Les réalisateurs eux-mêmes sont clairement conscients que le récit principal du film a heurté la route, car la fin couvre les récentes baisses de prix (encore une fois, les graphiques sont utilisés à bon escient), mais une trop grande partie du film est consacrée à la hausse des prix. et la puissance de Lafite .
Cela dit, certaines des meilleures parties sont avec les collectionneurs de vin chinois, lorsque le film commence à se sentir Reine de Versailles - ce brillant documentaire publié l’année dernière sur la folie d’un riche homme d’affaires et de sa femme essayant de construire la plus grande maison privée d’Amérique.
Les images des films de gangsters de Hong Kong des années 1990, avec les méchants buvant du Lafite 82, sont bien intégrées à l'action, et les producteurs ont trouvé un assortiment d'histoires à succès chinoises qui démontrent amplement l'obsession rouge du titre. Tout film qui parvient à entrecouper des scènes d'un collectionneur montrant ses bouteilles de Lafite empilées dans la salle de bain et la cuisine de sa maison, avec un vibromasseur sortant de la chaîne de production dans son usine de jouets sexuels, fait quelque chose de bien. L'interview de George Tong est cependant plus méchante. C’est un fabricant de jouets à Hong Kong, et un homme très intelligent, et j’imagine qu’il se sentira légèrement blessé d’avoir été amené à comparer Bordeaux à Disneyland, avec sa section coupée contre la bande originale «When I Wish upon a Star».
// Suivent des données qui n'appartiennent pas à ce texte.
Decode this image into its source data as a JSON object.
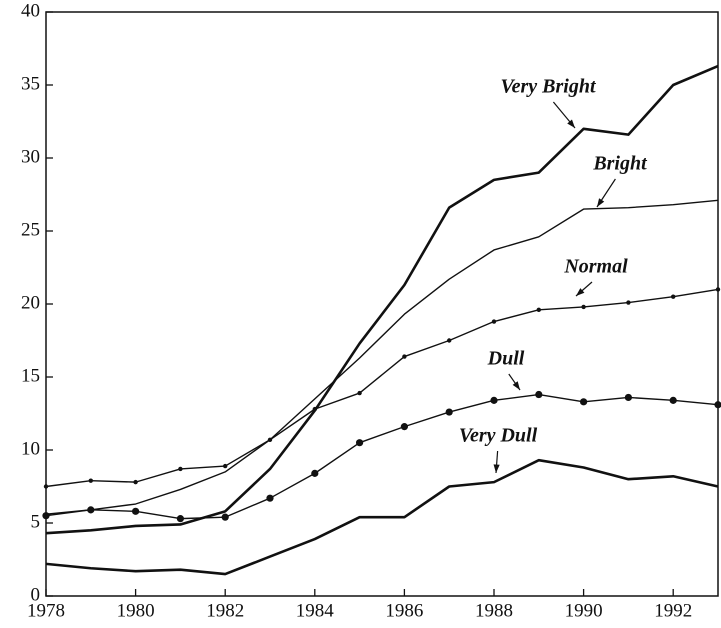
{
  "chart_data": {
    "type": "line",
    "x": [
      1978,
      1979,
      1980,
      1981,
      1982,
      1983,
      1984,
      1985,
      1986,
      1987,
      1988,
      1989,
      1990,
      1991,
      1992,
      1993
    ],
    "xlim": [
      1978,
      1993
    ],
    "xticks": [
      1978,
      1980,
      1982,
      1984,
      1986,
      1988,
      1990,
      1992
    ],
    "ylim": [
      0,
      40
    ],
    "yticks": [
      0,
      5,
      10,
      15,
      20,
      25,
      30,
      35,
      40
    ],
    "grid": false,
    "series": [
      {
        "name": "Very Bright",
        "color": "#111111",
        "line_style": "thick",
        "marker": "none",
        "values": [
          4.3,
          4.5,
          4.8,
          4.9,
          5.8,
          8.7,
          12.7,
          17.3,
          21.3,
          26.6,
          28.5,
          29.0,
          32.0,
          31.6,
          35.0,
          36.3
        ]
      },
      {
        "name": "Bright",
        "color": "#111111",
        "line_style": "thin",
        "marker": "none",
        "values": [
          5.6,
          5.9,
          6.3,
          7.3,
          8.5,
          10.7,
          13.5,
          16.3,
          19.3,
          21.7,
          23.7,
          24.6,
          26.5,
          26.6,
          26.8,
          27.1
        ]
      },
      {
        "name": "Normal",
        "color": "#111111",
        "line_style": "thin",
        "marker": "small-dot",
        "values": [
          7.5,
          7.9,
          7.8,
          8.7,
          8.9,
          10.7,
          12.8,
          13.9,
          16.4,
          17.5,
          18.8,
          19.6,
          19.8,
          20.1,
          20.5,
          21.0
        ]
      },
      {
        "name": "Dull",
        "color": "#111111",
        "line_style": "thin",
        "marker": "large-dot",
        "values": [
          5.5,
          5.9,
          5.8,
          5.3,
          5.4,
          6.7,
          8.4,
          10.5,
          11.6,
          12.6,
          13.4,
          13.8,
          13.3,
          13.6,
          13.4,
          13.1
        ]
      },
      {
        "name": "Very Dull",
        "color": "#111111",
        "line_style": "thick",
        "marker": "none",
        "values": [
          2.2,
          1.9,
          1.7,
          1.8,
          1.5,
          2.7,
          3.9,
          5.4,
          5.4,
          7.5,
          7.8,
          9.3,
          8.8,
          8.0,
          8.2,
          7.5
        ]
      }
    ]
  }
}
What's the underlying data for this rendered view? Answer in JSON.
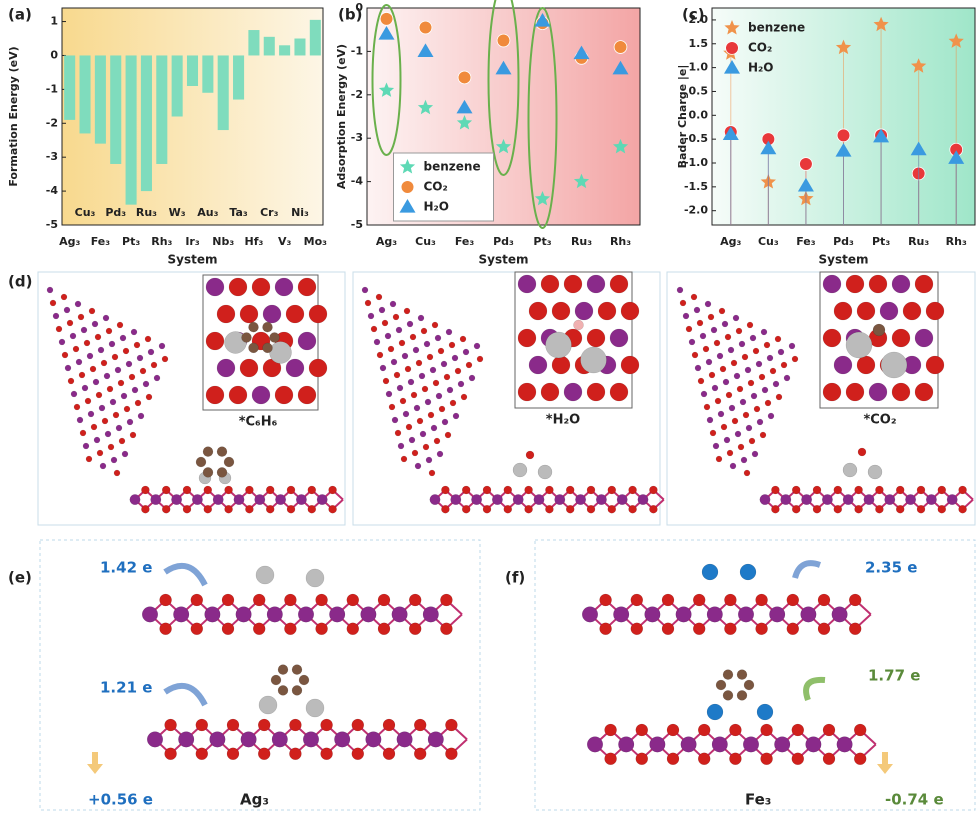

Dans l'ensemble, ces sections axées sur la personnalité auraient pu être explorées plus avant, pour leur donner plus de cœur, mais les producteurs ont plutôt couvert tous les aspects de la relation de Bordeaux avec la Chine, des collectionneurs aux falsifications en passant par l'achat de terres. Il a peut-être été plus satisfaisant de restreindre la mise au point et de suivre moins de personnages plus en profondeur, mais c'est une tranche fascinante de l'histoire récente, et cela vaut vraiment la peine d'être visionné. Il y a suffisamment d'intérêt général (principalement autour de l'industrie du luxe en Chine) pour attirer les personnes qui ne travaillent pas dans le vin, et c'est une histoire qui vaut certainement la peine d'être diffusée à l'écran.
Red Obsession fait ses débuts au Festival du film de Berlin le 13 février.